Border closures, nationwide lockdowns and the fear of catching COVID-19 from fellow passengers have crippled commercial travel. As thousands of domestic and international connections disappear completely from airline timetables, the world has suddenly stopped shrinking.
The crisis is unwinding a vast social and industrial overhaul that took place during half a century of air-travel proliferation. In years to come, overseas business trips and holidays will likely mean more airport stopovers, longer journey times, and perhaps an additional mode of transport. Even when an effective vaccine is found, the economic reality of the recovery may mean some nonstop flights are gone for good.
With borders effectively shut from Europe to New Zealand, the bulk of the world’s dropped routes are inevitably cross-border. But thousands of domestic legs have also been axed, reflecting the pressure airlines face at home as they cut jobs and retire aircraft to find a cost base that reflects their shrunken situation.
In late January, 47,756 operational routes crisscrossed the world, more than half of them in the U.S., Western Europe and Northeast Asia, according to OAG Aviation Worldwide. By Nov. 2, there were just 33,416 routes on global schedules, the data show.
Australia’s capital, Canberra, has been scrubbed from international maps. The city has no more direct flights overseas after Singapore Airlines Ltd. ceased services from Singapore in September.
“It will take a good four or five years for connectivity to return to the same level we saw at the end of 2019,” said Subhas Menon, director general of the Association of Asia Pacific Airlines, which represents regional carriers including Singapore Air, China Airlines Ltd. and Cathay Pacific Airways Ltd. “Some of these routes may never be put back,” Menon said.
All this erodes aviation’s financial clout. But it’s the blow to airlines’ contribution to global mobility and social opportunity that’s harder to measure.

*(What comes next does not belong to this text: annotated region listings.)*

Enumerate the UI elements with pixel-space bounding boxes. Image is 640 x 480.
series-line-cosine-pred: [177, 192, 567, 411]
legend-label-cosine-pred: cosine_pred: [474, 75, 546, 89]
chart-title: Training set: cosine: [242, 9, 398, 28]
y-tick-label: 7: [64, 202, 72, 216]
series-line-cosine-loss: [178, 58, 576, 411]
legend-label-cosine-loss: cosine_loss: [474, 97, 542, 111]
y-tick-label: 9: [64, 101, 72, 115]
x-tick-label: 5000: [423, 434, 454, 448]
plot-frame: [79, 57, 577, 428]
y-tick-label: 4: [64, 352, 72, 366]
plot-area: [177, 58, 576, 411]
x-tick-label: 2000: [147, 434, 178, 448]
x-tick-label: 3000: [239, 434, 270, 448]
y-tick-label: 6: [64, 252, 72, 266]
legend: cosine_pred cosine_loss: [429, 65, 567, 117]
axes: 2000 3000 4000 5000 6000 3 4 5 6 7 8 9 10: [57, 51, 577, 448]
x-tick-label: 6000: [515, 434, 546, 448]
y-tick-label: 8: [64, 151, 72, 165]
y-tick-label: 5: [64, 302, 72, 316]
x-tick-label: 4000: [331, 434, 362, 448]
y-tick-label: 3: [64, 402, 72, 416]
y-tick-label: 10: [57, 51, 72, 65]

Before the coronavirus, the industry supported 65.5 million jobs — more than half of them indirectly through tourism — and had a global economic impact of $2.7 trillion, according to the 2019 Aviation Benefits Report, a study by industry groups including the International Civil Aviation Organization, a U.N. agency.
To be sure, many airlines are adding routes at home to tap pent-up demand in what’s effectively their only functioning market. Commercial airline traffic in the U.S. was back to more than half of pre-virus levels at the end of last month, FlightAware data show; in China, it’s almost returned to regular levels.
And Singapore Air earlier this week restarted its nonstop service between Singapore and New York, the world’s longest flight, as the tiny island nation struggles to retain its relevance as a global aviation hub.
In the U.S., American Airlines Group Inc. Chief Executive Officer Doug Parker warned last month that parts of the country risk being cut off unless there’s more support from the government.
“There will absolutely be discontinuation of service to small communities, and there will be much less service to larger communities,” Parker said in an Oct. 8 interview on CNBC. He said the airline has stopped flying to 13 U.S. cities and extended those cuts through November.
Routes with the most fragile profit margins will be the first to go, while airlines will try to keep the connections that feed passengers into larger travel hubs, said Dirk-Maarten Molenaar, Amsterdam-based head of Boston Consulting Group Inc.’s travel and tourism practice.
“For the next couple of years, there will be a number of super-thin routes you can’t justify flying,” Molenaar said.